Background: Our present study of the microRNA (miRNA) expression signature in castration-resistant prostate cancer (CRPC) revealed that the clustered miRNAs microRNA-221 ( miR-221 ) and microRNA-222 ( miR-222 ) are significantly downregulated in cancer tissues. The aim of this study was to investigate the functional roles of miR-221 and miR-222 in prostate cancer (PCa) cells. Methods: A CRPC miRNA signature was constructed by PCR-based array methods. Functional studies of differentially expressed miRNAs were analysed using PCa cells. The association between miRNA expression and overall survival was estimated by the Kaplan–Meier method. In silico database and genome-wide gene expression analyses were performed to identify molecular targets regulated by the miR-221/222 cluster. Results: miR-221 and miR-222 were significantly downregulated in PCa and CRPC specimens.

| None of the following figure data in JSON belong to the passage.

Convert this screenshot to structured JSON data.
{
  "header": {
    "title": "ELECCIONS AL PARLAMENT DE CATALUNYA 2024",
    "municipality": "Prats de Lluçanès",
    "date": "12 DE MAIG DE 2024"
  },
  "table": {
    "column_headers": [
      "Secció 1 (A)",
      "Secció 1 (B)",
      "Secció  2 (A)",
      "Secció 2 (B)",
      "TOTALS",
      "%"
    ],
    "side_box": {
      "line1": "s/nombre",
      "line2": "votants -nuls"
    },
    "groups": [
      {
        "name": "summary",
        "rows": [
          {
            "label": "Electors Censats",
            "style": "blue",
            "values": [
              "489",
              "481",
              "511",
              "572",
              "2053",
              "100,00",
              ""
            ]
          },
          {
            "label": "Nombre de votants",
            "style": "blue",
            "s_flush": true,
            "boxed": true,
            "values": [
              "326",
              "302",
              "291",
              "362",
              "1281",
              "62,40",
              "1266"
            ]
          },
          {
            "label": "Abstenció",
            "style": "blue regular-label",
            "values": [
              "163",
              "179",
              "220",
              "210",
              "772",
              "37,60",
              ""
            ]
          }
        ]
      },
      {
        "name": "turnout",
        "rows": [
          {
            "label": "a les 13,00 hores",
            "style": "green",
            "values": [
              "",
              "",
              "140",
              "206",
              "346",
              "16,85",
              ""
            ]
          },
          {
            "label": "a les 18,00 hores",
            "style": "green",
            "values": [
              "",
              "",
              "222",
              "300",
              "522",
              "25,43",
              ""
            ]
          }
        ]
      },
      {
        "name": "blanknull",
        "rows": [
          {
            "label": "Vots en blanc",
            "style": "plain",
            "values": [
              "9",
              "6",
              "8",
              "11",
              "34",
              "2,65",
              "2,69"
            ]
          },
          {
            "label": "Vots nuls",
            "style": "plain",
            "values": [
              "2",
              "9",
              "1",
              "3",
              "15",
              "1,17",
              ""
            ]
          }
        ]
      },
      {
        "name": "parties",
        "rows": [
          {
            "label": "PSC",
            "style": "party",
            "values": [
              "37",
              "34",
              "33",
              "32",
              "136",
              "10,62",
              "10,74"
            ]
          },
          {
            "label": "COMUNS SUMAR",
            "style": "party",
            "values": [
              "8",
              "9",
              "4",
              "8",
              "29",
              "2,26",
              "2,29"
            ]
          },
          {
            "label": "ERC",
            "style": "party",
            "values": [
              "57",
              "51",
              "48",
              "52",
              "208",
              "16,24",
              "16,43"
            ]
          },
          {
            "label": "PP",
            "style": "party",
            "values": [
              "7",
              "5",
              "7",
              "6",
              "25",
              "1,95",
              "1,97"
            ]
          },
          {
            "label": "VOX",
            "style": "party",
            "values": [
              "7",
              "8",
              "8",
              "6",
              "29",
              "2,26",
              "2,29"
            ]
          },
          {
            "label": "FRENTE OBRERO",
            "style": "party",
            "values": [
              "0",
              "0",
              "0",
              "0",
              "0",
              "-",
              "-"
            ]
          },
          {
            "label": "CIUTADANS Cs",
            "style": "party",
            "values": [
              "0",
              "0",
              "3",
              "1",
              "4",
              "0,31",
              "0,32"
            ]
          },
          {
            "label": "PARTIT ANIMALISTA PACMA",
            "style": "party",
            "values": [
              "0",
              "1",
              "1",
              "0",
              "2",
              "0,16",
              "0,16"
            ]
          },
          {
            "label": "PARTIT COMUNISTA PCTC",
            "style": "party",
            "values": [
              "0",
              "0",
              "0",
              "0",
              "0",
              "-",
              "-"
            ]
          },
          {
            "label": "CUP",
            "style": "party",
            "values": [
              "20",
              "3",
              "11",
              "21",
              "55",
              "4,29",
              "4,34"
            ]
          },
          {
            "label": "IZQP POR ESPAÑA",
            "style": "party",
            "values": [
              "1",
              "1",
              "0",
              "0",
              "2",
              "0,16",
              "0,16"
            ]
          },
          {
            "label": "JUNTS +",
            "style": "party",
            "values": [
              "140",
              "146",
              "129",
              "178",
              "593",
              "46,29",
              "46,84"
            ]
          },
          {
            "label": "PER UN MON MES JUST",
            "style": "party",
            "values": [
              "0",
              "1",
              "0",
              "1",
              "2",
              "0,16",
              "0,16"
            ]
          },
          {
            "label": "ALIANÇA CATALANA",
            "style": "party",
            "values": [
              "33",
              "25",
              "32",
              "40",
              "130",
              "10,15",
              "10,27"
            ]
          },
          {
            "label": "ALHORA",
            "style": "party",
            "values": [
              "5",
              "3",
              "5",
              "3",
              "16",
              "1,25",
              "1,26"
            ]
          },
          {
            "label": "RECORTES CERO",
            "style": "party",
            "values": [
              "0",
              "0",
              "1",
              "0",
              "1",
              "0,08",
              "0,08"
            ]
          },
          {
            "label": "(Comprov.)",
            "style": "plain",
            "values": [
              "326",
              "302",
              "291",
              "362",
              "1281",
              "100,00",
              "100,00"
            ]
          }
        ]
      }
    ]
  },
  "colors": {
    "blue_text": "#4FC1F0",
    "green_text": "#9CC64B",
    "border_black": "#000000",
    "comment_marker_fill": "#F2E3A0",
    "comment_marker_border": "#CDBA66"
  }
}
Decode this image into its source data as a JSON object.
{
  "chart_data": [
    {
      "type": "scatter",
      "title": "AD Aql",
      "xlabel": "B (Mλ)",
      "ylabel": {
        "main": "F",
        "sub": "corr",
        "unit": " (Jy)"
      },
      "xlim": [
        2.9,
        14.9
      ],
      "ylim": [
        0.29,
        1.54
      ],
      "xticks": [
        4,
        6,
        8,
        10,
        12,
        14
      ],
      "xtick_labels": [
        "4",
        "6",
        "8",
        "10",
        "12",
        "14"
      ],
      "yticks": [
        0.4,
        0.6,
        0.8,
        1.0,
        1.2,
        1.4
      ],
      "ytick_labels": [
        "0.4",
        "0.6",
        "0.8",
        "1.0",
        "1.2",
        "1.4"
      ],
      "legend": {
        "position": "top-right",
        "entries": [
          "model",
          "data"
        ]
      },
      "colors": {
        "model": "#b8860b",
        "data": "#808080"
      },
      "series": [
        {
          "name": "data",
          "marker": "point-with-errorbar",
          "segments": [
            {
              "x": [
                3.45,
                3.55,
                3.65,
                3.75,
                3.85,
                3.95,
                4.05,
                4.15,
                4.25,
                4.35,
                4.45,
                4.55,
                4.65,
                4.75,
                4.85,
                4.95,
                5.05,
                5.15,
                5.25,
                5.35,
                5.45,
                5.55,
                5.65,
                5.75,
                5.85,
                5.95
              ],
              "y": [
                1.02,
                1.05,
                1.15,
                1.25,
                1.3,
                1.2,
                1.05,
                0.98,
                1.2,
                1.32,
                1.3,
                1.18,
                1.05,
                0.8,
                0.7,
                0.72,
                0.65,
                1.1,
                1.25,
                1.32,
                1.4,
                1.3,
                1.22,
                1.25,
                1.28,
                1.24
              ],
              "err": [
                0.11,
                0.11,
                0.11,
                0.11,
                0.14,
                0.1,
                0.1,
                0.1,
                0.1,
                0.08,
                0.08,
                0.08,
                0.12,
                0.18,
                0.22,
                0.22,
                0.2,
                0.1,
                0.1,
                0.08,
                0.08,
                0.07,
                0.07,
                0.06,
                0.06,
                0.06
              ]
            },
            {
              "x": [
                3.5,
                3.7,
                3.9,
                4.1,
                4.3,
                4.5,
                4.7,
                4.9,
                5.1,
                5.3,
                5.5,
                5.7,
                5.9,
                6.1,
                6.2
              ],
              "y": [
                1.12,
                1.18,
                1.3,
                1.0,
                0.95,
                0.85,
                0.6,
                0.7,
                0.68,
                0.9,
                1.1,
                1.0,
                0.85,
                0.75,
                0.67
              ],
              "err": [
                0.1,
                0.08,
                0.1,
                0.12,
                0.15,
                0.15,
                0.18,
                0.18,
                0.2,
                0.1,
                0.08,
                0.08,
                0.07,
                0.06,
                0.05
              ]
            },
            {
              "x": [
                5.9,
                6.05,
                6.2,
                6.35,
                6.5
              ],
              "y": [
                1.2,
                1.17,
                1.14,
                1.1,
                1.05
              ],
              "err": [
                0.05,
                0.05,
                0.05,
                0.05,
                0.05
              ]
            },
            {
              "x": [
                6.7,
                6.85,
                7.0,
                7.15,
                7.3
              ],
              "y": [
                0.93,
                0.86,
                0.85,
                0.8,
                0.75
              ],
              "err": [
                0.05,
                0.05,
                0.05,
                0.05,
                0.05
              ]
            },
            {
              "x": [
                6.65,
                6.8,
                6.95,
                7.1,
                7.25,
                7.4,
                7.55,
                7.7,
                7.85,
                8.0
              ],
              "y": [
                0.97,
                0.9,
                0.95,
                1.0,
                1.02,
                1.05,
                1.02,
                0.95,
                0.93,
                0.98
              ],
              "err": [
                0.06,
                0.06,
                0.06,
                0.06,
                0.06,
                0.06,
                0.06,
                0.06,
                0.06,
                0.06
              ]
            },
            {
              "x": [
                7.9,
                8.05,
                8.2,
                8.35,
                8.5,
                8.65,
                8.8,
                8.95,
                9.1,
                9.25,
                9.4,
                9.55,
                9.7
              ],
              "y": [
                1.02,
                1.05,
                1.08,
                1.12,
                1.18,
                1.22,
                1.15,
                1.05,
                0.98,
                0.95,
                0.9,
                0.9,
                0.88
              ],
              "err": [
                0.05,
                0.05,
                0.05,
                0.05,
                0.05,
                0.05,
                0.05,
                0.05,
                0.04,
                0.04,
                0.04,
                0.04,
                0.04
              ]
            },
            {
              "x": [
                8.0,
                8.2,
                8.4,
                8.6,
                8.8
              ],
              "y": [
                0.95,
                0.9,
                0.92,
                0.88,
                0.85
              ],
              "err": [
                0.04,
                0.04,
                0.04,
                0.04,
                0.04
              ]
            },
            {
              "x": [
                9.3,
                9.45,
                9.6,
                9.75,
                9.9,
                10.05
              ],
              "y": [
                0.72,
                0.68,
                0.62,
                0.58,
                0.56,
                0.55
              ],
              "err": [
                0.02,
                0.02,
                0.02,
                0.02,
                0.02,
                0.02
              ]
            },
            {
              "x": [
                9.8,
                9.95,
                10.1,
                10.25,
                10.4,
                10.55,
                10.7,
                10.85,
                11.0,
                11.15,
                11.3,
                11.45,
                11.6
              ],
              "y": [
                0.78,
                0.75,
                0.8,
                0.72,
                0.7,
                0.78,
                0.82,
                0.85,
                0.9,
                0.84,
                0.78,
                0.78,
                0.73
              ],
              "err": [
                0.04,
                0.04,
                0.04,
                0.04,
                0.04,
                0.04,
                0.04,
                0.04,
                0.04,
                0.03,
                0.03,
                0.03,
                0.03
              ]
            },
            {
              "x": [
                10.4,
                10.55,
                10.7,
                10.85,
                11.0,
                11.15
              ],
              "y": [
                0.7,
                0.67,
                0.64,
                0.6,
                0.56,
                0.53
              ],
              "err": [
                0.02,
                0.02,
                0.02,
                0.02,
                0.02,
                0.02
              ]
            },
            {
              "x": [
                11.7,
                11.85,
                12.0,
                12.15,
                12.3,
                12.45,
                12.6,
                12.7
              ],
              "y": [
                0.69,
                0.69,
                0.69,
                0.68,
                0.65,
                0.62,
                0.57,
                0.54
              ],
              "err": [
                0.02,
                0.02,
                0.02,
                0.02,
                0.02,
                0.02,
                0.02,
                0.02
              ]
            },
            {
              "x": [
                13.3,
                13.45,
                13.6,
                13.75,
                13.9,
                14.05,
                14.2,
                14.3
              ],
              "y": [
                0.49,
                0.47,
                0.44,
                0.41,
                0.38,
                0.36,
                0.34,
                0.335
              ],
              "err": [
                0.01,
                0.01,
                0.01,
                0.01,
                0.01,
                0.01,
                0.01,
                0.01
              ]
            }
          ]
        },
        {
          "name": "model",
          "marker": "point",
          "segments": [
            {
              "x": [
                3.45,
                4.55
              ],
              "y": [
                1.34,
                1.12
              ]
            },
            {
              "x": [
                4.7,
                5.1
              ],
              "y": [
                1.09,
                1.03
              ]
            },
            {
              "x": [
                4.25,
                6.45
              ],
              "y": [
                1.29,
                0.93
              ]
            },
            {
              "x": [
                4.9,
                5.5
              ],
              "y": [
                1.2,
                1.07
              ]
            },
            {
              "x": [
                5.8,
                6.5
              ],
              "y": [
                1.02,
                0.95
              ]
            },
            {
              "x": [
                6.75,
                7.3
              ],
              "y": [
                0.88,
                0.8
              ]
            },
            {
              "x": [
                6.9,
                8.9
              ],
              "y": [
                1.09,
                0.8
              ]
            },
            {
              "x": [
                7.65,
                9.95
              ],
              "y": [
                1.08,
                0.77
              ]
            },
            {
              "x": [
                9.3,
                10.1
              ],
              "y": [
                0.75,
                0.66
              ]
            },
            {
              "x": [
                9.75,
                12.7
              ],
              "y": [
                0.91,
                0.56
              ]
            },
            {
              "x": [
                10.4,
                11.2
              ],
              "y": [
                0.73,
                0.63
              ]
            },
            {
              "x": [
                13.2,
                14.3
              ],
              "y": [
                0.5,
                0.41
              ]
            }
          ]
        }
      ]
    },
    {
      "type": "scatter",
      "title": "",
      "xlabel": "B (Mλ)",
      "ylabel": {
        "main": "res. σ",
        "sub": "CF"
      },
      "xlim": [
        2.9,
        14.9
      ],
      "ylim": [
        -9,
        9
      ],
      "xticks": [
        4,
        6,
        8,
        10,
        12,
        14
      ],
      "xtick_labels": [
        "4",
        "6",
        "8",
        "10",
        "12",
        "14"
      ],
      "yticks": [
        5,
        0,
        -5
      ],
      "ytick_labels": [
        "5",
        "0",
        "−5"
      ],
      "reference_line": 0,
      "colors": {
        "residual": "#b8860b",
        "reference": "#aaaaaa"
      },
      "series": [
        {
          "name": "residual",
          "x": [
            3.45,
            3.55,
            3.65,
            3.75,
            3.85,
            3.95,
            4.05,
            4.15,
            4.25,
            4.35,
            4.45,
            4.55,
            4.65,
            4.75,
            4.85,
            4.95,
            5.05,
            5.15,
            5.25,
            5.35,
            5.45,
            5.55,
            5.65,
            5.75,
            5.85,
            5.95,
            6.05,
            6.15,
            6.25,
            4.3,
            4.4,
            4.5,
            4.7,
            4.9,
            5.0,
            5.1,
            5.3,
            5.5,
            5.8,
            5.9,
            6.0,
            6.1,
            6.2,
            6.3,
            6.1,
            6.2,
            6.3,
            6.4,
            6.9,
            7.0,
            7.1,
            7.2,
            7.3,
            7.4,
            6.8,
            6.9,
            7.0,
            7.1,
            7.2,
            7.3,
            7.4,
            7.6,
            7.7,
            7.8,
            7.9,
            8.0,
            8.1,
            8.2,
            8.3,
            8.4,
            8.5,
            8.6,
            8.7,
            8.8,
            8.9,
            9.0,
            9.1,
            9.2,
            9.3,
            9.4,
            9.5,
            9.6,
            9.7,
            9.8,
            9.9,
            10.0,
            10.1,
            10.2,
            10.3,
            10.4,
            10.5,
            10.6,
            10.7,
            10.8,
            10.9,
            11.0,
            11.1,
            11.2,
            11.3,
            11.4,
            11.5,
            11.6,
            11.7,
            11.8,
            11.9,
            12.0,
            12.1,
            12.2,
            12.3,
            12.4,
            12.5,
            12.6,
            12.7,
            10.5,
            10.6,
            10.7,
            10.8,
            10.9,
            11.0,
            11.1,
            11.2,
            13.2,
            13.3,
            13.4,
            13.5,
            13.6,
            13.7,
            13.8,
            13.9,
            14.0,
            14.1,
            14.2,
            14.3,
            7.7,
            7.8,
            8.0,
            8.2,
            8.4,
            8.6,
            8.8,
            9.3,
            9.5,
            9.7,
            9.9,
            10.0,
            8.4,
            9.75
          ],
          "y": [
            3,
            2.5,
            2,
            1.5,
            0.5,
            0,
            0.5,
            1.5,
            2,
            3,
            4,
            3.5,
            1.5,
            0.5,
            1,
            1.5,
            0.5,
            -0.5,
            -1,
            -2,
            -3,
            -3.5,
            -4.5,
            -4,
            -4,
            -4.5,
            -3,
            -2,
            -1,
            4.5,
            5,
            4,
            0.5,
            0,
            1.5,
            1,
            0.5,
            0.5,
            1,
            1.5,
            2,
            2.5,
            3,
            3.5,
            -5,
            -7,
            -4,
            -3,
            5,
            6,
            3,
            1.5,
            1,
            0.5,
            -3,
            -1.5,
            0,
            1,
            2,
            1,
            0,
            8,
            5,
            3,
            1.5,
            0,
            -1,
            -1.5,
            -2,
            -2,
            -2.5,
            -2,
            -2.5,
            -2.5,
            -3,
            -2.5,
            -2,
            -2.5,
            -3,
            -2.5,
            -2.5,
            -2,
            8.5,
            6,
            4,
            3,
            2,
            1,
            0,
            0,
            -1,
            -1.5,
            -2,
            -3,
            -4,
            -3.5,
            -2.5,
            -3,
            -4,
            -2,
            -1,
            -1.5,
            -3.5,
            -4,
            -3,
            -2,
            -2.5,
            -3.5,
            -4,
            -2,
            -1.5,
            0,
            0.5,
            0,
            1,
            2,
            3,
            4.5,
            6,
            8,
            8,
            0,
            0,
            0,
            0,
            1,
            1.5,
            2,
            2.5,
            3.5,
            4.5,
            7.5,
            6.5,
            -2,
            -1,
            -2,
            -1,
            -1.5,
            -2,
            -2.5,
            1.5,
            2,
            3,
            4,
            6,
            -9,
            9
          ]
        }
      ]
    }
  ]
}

Kaplan–Meier survival curves showed that low expression of miR-222 predicted a short duration of progression to CRPC. Restoration of miR-221 or miR-222 in cancer cells revealed that both miRNAs significantly inhibited cancer cell migration and invasion. Ecm29 was directly regulated by the miR-221/222 cluster in PCa cells. Conclusions: Loss of the tumour-suppressive miR-221/222 cluster enhanced migration and invasion in PCa cells. Our data describing targets regulated by the tumour-suppressive miR-221/222 cluster provide insights into the mechanisms of PCa and CRPC progression.